Teaching and Learning
Experimentation is at the core of my pedagogy. In my teaching leadership, I construct diverse and inclusive learning architectures and experiences centred around research, imagination, and transdisciplinarity.
My teaching philosophy is oriented around the principles of the ecological university (Barnett, 2018) and an ethical commitment to intellectual emancipation for students (Rancière, 1991), which informs my leadership in curriculum and pedagogical design. This perspective emphasises the need to create opportunities for students to forge interconnections of knowledge in diverse, real-world contexts and conflicts, foster autonomy to critique boundaries of knowledge, and act thoughtfully in contentious situations. Teachers, in turn, are responsible for creating conditions—safe, diverse, and inclusive spaces for experimentation—that sustain students’ will and meaningful engagement with complexity and ambiguity. Inspired by Vygotsky’s (1987) principle of obuchenie and the Humboldtian ideal of unified scholarship, I view teaching, learning, and research as inseparable and mutually constitutive processes.
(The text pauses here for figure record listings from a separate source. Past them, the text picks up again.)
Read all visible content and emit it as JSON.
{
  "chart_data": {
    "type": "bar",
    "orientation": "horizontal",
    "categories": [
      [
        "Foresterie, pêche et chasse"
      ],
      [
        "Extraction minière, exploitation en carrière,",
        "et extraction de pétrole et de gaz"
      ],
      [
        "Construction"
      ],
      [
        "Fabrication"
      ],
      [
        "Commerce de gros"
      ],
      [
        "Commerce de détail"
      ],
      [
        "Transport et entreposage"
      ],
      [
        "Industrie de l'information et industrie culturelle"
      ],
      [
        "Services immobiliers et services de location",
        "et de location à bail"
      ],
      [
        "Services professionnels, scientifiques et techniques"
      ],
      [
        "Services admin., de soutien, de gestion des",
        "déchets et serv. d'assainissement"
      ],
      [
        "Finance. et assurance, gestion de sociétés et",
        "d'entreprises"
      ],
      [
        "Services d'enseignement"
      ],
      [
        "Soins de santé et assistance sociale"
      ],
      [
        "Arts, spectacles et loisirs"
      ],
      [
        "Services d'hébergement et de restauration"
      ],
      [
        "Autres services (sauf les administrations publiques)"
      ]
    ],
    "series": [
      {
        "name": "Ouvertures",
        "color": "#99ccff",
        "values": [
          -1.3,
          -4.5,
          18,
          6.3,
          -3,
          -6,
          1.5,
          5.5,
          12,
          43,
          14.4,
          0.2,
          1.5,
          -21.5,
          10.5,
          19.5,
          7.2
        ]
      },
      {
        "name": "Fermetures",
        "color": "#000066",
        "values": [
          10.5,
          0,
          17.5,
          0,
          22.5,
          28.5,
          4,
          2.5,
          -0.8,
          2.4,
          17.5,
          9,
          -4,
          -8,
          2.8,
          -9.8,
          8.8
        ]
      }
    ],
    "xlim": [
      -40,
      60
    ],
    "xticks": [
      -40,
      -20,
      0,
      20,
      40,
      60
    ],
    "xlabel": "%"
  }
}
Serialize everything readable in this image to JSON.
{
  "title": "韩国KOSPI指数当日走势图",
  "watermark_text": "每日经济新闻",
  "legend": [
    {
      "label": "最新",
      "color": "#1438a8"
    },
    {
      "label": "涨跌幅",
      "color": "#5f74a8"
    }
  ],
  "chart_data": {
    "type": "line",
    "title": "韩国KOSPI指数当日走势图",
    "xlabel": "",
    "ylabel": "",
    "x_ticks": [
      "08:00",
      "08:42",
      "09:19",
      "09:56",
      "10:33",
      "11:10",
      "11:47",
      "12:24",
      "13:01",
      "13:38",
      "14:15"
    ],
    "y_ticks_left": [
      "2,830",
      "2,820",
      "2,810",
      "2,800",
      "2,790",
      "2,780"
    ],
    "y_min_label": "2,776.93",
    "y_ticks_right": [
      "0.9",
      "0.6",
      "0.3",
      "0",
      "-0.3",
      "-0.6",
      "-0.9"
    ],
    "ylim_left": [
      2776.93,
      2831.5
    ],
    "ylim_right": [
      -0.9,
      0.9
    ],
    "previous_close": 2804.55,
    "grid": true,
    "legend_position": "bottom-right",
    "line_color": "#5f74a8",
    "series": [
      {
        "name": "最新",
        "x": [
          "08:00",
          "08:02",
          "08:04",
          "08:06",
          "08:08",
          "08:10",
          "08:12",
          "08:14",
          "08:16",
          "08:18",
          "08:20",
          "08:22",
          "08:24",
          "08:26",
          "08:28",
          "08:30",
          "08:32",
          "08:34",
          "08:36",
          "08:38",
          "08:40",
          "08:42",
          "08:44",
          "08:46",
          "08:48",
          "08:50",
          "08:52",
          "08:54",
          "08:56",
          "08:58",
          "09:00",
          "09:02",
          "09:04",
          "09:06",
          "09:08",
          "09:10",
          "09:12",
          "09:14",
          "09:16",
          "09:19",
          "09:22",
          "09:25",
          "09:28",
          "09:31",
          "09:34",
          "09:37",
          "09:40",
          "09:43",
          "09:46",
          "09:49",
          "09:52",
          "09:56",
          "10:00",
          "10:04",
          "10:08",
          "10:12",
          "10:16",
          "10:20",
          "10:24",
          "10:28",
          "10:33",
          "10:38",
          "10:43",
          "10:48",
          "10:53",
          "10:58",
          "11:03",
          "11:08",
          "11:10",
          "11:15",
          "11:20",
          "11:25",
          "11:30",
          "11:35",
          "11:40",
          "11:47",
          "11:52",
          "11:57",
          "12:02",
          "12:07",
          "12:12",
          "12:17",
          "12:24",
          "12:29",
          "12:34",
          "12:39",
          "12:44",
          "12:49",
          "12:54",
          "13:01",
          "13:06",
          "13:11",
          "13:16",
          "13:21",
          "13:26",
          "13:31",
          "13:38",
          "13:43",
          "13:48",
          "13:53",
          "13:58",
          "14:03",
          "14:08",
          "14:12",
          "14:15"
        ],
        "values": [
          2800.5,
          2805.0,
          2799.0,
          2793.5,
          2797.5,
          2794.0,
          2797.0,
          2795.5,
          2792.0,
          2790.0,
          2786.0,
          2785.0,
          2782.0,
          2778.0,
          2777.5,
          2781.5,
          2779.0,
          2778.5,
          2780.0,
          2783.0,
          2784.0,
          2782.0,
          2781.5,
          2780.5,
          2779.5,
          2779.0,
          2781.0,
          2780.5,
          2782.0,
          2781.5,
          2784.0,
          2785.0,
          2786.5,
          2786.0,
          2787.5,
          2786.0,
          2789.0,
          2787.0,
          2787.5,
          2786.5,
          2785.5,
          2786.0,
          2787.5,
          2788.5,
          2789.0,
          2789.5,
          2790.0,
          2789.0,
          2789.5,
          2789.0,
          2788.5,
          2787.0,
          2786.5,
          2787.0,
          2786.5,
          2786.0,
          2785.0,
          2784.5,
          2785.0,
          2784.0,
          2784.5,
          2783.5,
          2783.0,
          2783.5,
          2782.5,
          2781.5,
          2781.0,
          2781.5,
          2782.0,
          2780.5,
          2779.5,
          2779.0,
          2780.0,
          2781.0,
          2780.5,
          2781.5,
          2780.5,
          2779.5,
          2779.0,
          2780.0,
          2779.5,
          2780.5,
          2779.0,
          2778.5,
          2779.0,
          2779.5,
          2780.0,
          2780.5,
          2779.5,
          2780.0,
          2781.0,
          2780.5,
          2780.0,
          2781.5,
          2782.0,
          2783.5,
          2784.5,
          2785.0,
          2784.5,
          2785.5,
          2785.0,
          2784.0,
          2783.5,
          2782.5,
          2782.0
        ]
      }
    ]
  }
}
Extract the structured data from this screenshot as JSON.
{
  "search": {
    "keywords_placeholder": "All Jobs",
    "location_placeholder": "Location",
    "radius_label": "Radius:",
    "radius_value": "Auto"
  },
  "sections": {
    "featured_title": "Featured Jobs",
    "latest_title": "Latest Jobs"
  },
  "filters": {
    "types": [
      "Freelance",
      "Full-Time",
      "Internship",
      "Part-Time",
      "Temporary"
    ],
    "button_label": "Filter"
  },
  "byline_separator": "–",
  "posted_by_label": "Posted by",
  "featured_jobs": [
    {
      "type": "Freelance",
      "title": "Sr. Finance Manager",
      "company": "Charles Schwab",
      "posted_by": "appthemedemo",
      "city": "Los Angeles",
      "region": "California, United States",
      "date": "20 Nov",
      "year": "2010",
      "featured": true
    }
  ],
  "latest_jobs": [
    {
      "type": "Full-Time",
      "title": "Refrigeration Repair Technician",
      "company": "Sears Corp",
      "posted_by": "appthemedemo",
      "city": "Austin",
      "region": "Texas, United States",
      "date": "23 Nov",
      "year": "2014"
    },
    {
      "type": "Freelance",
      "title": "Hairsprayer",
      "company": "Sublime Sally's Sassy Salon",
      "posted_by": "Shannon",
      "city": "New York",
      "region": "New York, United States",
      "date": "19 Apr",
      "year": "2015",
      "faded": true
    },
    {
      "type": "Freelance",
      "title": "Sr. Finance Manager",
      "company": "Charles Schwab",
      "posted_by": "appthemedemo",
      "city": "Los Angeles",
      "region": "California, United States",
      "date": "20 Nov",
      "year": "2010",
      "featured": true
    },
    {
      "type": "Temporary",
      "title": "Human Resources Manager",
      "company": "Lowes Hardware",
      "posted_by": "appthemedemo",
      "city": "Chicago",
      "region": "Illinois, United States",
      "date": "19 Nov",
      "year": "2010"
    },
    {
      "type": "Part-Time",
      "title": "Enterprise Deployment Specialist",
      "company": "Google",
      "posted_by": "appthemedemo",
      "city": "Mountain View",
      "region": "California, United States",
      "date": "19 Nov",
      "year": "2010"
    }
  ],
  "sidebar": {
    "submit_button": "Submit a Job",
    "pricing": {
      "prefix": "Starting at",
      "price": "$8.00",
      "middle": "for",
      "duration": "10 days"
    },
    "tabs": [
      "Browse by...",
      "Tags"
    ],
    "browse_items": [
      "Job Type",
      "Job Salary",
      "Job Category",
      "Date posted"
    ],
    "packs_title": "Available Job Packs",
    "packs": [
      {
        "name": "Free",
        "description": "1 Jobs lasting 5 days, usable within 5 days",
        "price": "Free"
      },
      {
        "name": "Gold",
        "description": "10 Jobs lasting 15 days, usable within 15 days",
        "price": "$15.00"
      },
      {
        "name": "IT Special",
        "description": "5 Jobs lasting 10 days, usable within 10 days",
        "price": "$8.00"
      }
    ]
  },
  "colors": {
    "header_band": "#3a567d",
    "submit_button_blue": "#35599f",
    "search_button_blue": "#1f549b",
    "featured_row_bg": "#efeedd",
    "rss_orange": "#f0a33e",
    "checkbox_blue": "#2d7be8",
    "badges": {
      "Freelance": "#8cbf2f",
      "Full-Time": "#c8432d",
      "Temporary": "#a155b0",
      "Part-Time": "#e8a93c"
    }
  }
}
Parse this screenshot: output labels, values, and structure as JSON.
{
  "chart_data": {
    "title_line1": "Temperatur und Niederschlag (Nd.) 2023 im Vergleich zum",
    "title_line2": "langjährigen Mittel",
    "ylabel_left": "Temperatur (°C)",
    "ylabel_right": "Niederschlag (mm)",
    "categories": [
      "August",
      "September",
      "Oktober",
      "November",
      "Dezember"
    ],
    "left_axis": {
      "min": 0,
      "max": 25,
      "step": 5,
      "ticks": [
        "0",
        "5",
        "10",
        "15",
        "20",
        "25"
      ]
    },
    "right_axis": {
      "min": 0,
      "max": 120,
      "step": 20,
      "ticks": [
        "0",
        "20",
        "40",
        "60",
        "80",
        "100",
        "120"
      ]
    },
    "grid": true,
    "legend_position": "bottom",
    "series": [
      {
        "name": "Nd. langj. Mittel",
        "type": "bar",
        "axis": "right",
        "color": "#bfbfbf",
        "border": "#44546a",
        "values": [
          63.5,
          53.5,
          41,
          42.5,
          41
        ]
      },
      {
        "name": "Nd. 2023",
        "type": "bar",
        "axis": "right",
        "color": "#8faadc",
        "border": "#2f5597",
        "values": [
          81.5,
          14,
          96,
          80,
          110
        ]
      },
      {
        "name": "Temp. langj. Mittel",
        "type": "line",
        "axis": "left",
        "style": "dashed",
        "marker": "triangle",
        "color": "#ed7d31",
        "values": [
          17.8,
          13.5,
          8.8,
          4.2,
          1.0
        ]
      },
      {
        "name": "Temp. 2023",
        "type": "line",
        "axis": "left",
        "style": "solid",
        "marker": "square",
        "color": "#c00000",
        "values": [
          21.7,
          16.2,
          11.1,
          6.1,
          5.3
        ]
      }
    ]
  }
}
On the teacher side, I have developed and led numerous professional development initiatives, introducing new methodologies for teaching and learning in pedagogies, educational technologies, and curriculum. I foresee an ongoing transformation of teachers’ roles as facilitators, curators, and meta-creators of learning experiences.
If you have a provocative project idea that will expand students’ imaginations and sense of possibilities, let me know.
Barnett, R. (2018). The ecological university: A feasible utopia. Routledge, Taylor & Francis Group.
Rancière, J. (1991). The ignorant schoolmaster: Five lessons in intellectual emancipation. Stanford University Press.
Vygotsky, L. S. (1987). The collected works of L.S. Vygotsky (R. W. Rieber & A. S. Carton, Trans.). Plenum Press.